Her gallery website showcases a few images from each of the photographers she represents; buyers can browse more images she’s chosen from the photographers’ archives in the “flat files” section of the website, or by contacting Jones-Florio. “I don’t want the HJF Gallery to be like an overstocked warehouse,” she says. “I don’t want people to get overwhelmed.”
Macel says that any time her work is published or featured in an auction for publications such as Fraction or a nonprofit art space she supports, “I notice a little bit of a bump in sales.” She also promotes her work herself in a “low-key” way, she says. At the holidays, she sends collectors a note and a small print; she’s also followed up with collectors by sending a copy of her book, May the Road Rise to Meet You. “It’s a way of staying in touch, and sending them a nice note, but also reminding them that I might have more stuff they can buy.”
PRINTING, SHIPPING, MAILING
Packing and mailing prints is “a ton of work, unless you have a full-time studio manager and one or two interns,” says Pfluger. Many photographers prefer to leave that chore to the lab that also handles their printing. Johnson, for example, has his images on file with White House Custom Colour, “which has an option for slightly more money to ship directly to a client.” The Florios work with their long-time lab, A Small Light Room in New York City, which handles shipping and, if the couple is out of town, will arrange to show prints to customers who might want to preview them in person. Other photographers represented by Jones-Florio are responsible for printing and shipping their own work via insured, trackable mail, and for following up with the buyer to confirm receipt.
Macel tells her buyers that once she has received payment via PayPal or a credit card transaction, shipping can take about two weeks, and costs between $100 and $150, depending on the size of the print: “I feel that if you’re going to invest $800 in a print, then you don’t mind spending $100 to make sure it gets to you properly.” She ships prints in containers made by Masterpak, which have foam corners to hold prints in place. The containers then slip into hard-sided sleeves. When one of her prints is in a charity auction or about to be featured, Macel will stock up on Masterpak containers and make extra prints so she can ship orders quickly.

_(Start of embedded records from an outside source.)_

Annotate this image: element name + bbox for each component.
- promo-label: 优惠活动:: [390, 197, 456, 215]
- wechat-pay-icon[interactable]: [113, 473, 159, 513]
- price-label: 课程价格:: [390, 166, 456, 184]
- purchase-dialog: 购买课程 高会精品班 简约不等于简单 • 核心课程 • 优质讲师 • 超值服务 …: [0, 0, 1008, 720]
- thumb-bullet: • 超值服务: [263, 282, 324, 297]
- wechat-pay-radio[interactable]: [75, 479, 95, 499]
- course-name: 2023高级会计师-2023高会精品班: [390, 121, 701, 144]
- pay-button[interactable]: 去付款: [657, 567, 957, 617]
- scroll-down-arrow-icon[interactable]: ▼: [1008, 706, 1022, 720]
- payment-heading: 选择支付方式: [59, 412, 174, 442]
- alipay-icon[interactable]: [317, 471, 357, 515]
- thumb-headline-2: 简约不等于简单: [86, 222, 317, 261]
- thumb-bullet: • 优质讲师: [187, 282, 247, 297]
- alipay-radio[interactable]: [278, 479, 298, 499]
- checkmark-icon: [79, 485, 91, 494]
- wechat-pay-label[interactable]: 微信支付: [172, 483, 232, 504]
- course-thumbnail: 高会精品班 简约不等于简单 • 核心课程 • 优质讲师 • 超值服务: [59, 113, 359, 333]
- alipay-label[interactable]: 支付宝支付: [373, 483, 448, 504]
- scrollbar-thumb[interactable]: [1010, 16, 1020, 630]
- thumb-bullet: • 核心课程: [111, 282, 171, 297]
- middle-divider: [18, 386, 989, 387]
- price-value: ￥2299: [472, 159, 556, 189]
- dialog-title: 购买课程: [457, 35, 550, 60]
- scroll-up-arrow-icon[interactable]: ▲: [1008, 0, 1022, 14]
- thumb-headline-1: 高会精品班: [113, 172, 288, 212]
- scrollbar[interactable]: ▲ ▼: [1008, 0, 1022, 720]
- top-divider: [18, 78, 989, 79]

“I try to add personal touches to show it’s coming straight from me, not the printer,” she adds. For example, when she shipped prints from her series “May the Road Rise to Meet You,” about her father’s work as a traveling salesperson, she wrote thank you notes on vintage travel postcards.
“It could take all day to get a print ready to send someone,” Macel notes. “But at the end of the day, I’d rather invest my time in that, and knowing that my work is in a collector’s home.” Eventually she hopes to sign with a gallery that will “take my work to a new level,” but she says there are advantages to handling her own print sales. “I keep all the profits,” she notes, and she has the flexibility to accept payment in installments, or to barter with fellow artists. And she appreciates the connections she makes with her collecting base. “I’m a firm believer in thank you notes, so even if I were working with a gallery, I like to think I could still reach out with a personal note,” she says. “I can’t get over the compliment of someone saying: I want to invest in this print.”